Imagine criticising a chef for going on too much about food quality, or a teacher for going on too much about teaching children to behave well!
But that is the culture in parts of the London investment community, where it pays to live down to Oscar Wilde’s definition of a cynic who ‘knows the price of everything and the value of nothing’.
Another article in the same paper (High Flying Dutchman Polman divided opinions but leaves positive legacy) praises Polman for instilling a strong performance culture when he arrived, stimulating faster sales growth as well as abandoning the short termist practice of quarterly earnings guidance.
And as a result Unilever under this CEO who ‘went on about sustainability’ achieved total shareholder returns of 282% with dividends reinvested against 182% for Nestle or 131% for the FTSE index.
Polman stood up to defend Unilever against takeover by the predatory Kraft. This experience may explain why he wanted to redomicile Unilever to the Netherlands.
I met Polman 18 months ago at a dinner in Singapore when he was there to ‘go on about sustainability’. We obviously agreed about the human version of capitalism that he stood for but what impressed me over a long conversation was how much he cared about people in the UK, and related to people in the North East with whom he had worked closely when with P&G.

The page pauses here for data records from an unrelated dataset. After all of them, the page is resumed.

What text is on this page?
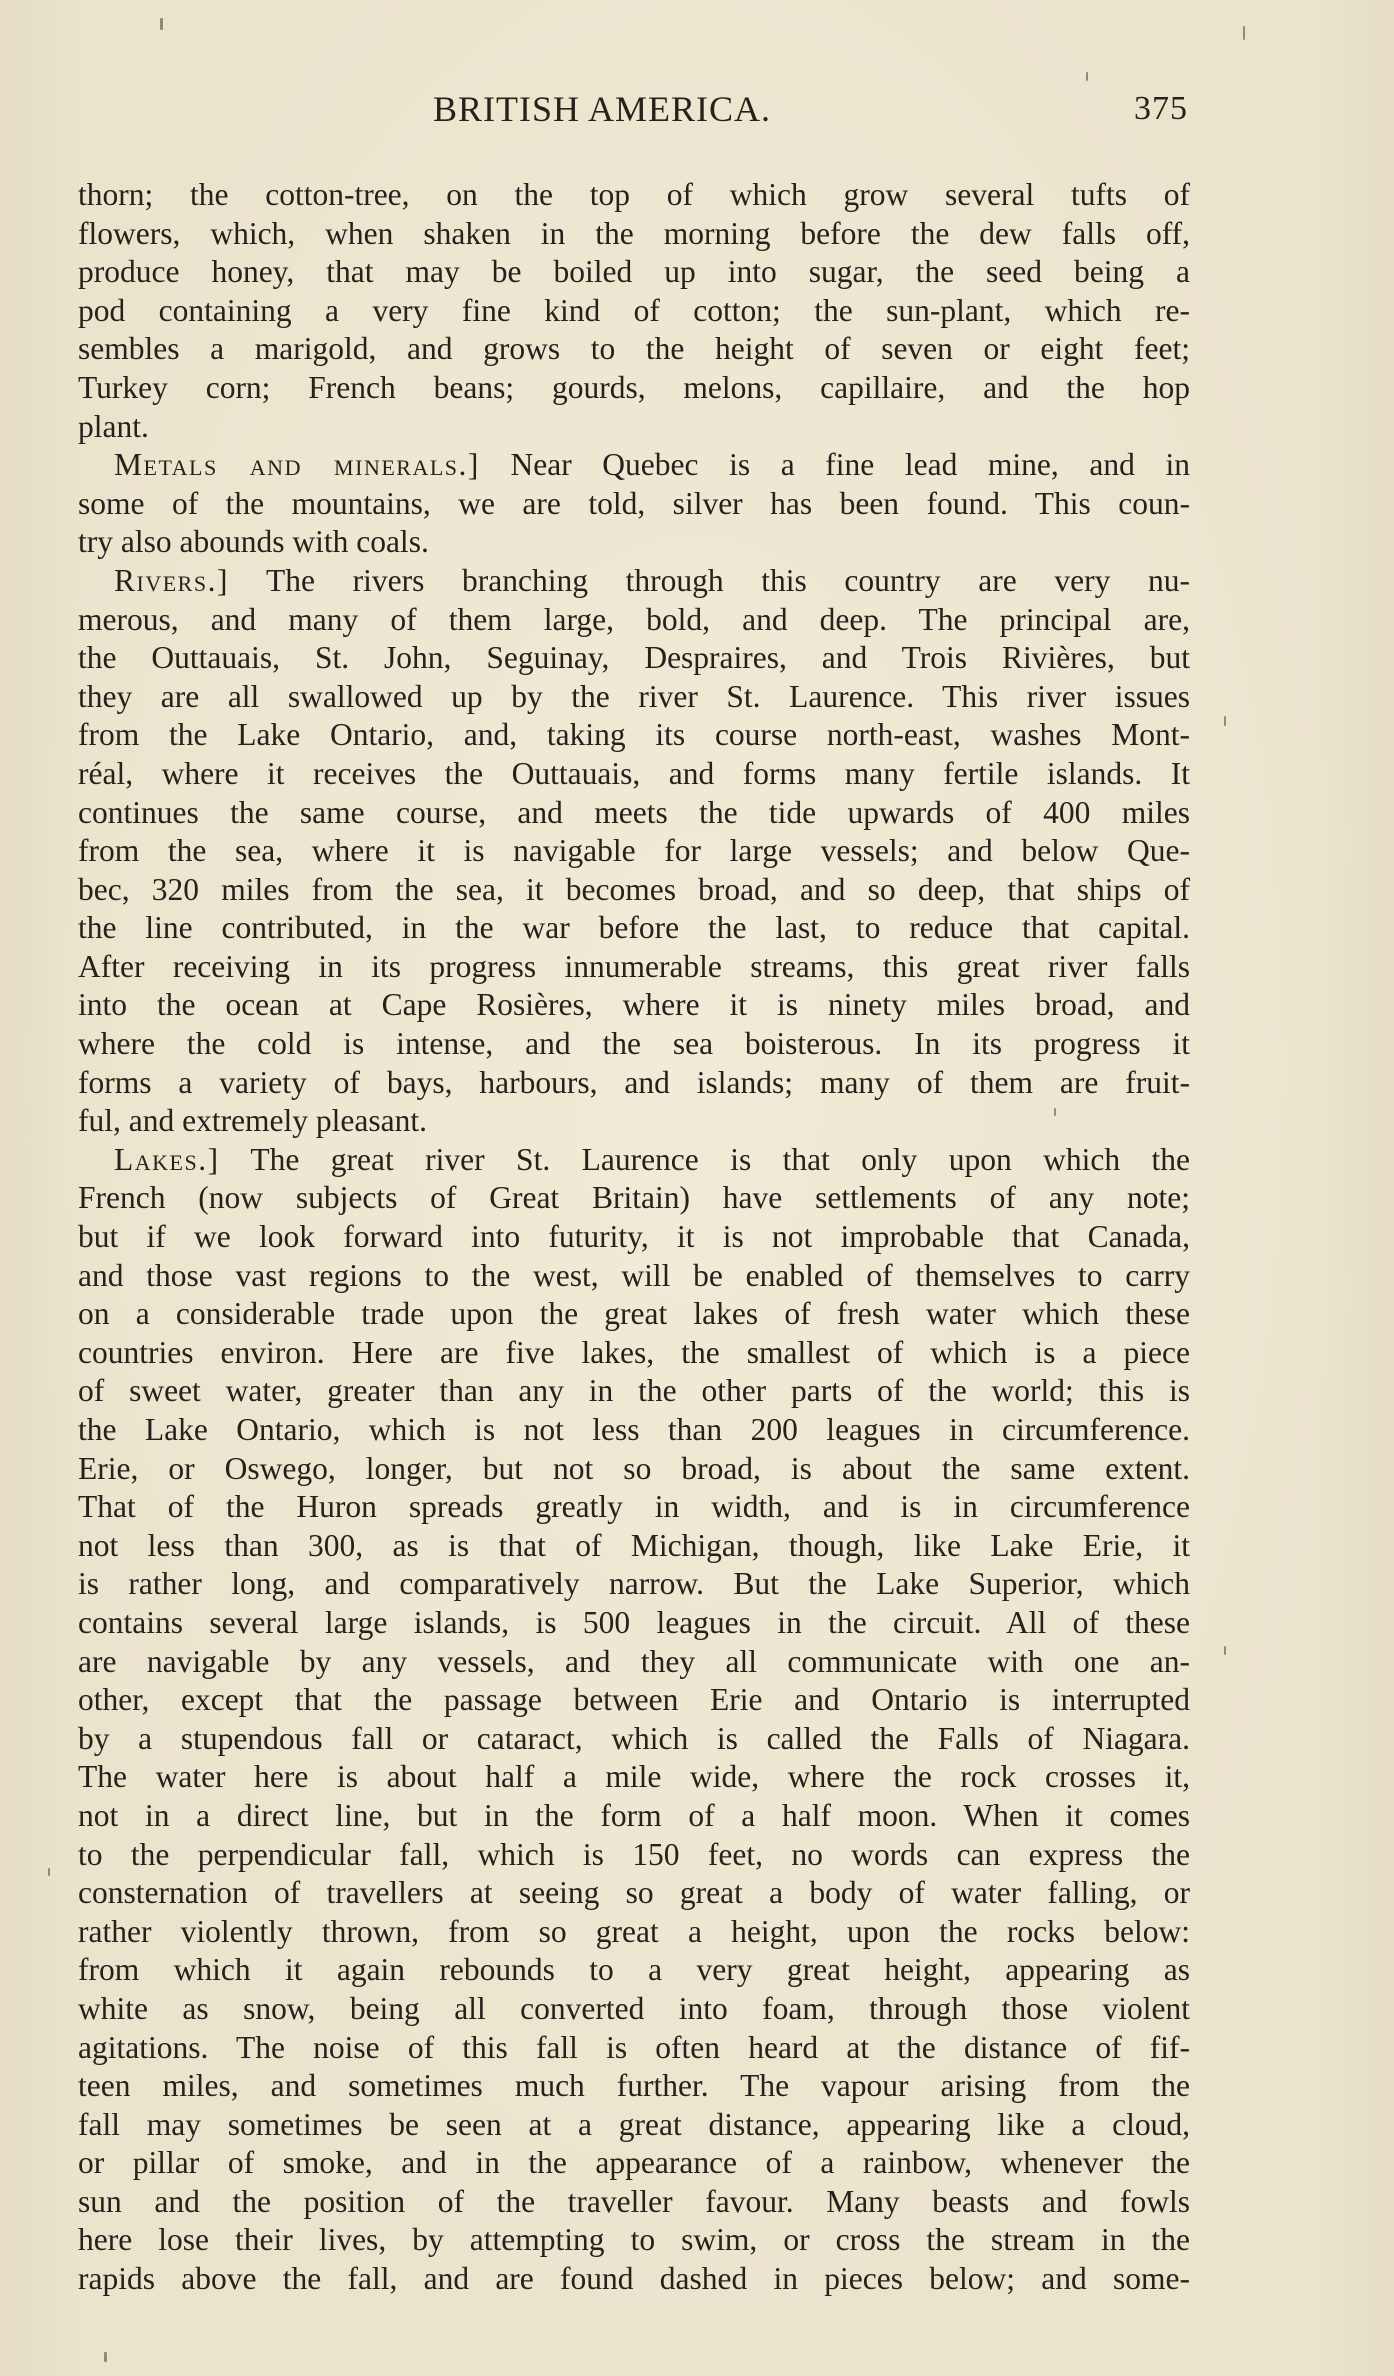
BRITISH AMERICA.	375
thorn; the cotton-tree, on the top of which grow several tufts of
flowers, which, when shaken in the morning before the dew falls off,
produce honey, that may be boiled up into sugar, the seed being a
pod containing a very fine kind of cotton; the sun-plant, which re-
sembles a marigold, and grows to the height of seven or eight feet;
Turkey corn; French beans; gourds, melons, capillaire, and the hop
plant.
Metals and minerals.] Near Quebec is a fine lead mine, and in
some of the mountains, we are told, silver has been found. This coun-
try also abounds with coals.
Rivers.] The rivers branching through this country are very nu-
merous, and many of them large, bold, and deep. The principal are,
the Outtauais, St. John, Seguinay, Despraires, and Trois Rivières, but
they are all swallowed up by the river St. Laurence. This river issues
from the Lake Ontario, and, taking its course north-east, washes Mont-
réal, where it receives the Outtauais, and forms many fertile islands. It
continues the same course, and meets the tide upwards of 400 miles
from the sea, where it is navigable for large vessels; and below Que-
bec, 320 miles from the sea, it becomes broad, and so deep, that ships of
the line contributed, in the war before the last, to reduce that capital.
After receiving in its progress innumerable streams, this great river falls
into the ocean at Cape Rosières, where it is ninety miles broad, and
where the cold is intense, and the sea boisterous. In its progress it
forms a variety of bays, harbours, and islands; many of them are fruit-
ful, and extremely pleasant.
Lakes.] The great river St. Laurence is that only upon which the
French (now subjects of Great Britain) have settlements of any note;
but if we look forward into futurity, it is not improbable that Canada,
and those vast regions to the west, will be enabled of themselves to carry
on a considerable trade upon the great lakes of fresh water which these
countries environ. Here are five lakes, the smallest of which is a piece
of sweet water, greater than any in the other parts of the world; this is
the Lake Ontario, which is not less than 200 leagues in circumference.
Erie, or Oswego, longer, but not so broad, is about the same extent.
That of the Huron spreads greatly in width, and is in circumference
not less than 300, as is that of Michigan, though, like Lake Erie, it
is rather long, and comparatively narrow. But the Lake Superior, which
contains several large islands, is 500 leagues in the circuit. All of these
are navigable by any vessels, and they all communicate with one an-
other, except that the passage between Erie and Ontario is interrupted
by a stupendous fall or cataract, which is called the Falls of Niagara.
The water here is about half a mile wide, where the rock crosses it,
not in a direct line, but in the form of a half moon. When it comes
to the perpendicular fall, which is 150 feet, no words can express the
consternation of travellers at seeing so great a body of water falling, or
rather violently thrown, from so great a height, upon the rocks below:
from which it again rebounds to a very great height, appearing as
white as snow, being all converted into foam, through those violent
agitations. The noise of this fall is often heard at the distance of fif-
teen miles, and sometimes much further. The vapour arising from the
fall may sometimes be seen at a great distance, appearing like a cloud,
or pillar of smoke, and in the appearance of a rainbow, whenever the
sun and the position of the traveller favour. Many beasts and fowls
here lose their lives, by attempting to swim, or cross the stream in the
rapids above the fall, and are found dashed in pieces below; and some-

He saw people like them – well trained and dedicated manufacturing professionals and craftsmen – as the undeserving victims of the UKs excessively open takeover regime.
He has also played a part in helping Charles Wookey and colleagues build Blueprint 4 Business as a great champion of the importance of purpose beyond profit and ally of Tomorrows Company.
Compare him with Jack Welch who was no doubt feted by the Lex Column at the time of his resignation but whose legacy at General Electric is the exclusive focus on short term shareholder value. GE is a testament to the truth pronounced later by a repentant Welch that shareholder value is ‘the dumbest idea ever’.
Unilever, by contrast, for all its compromises, is an enduring company which has strengthened its financial performance by working to be a force for good in society.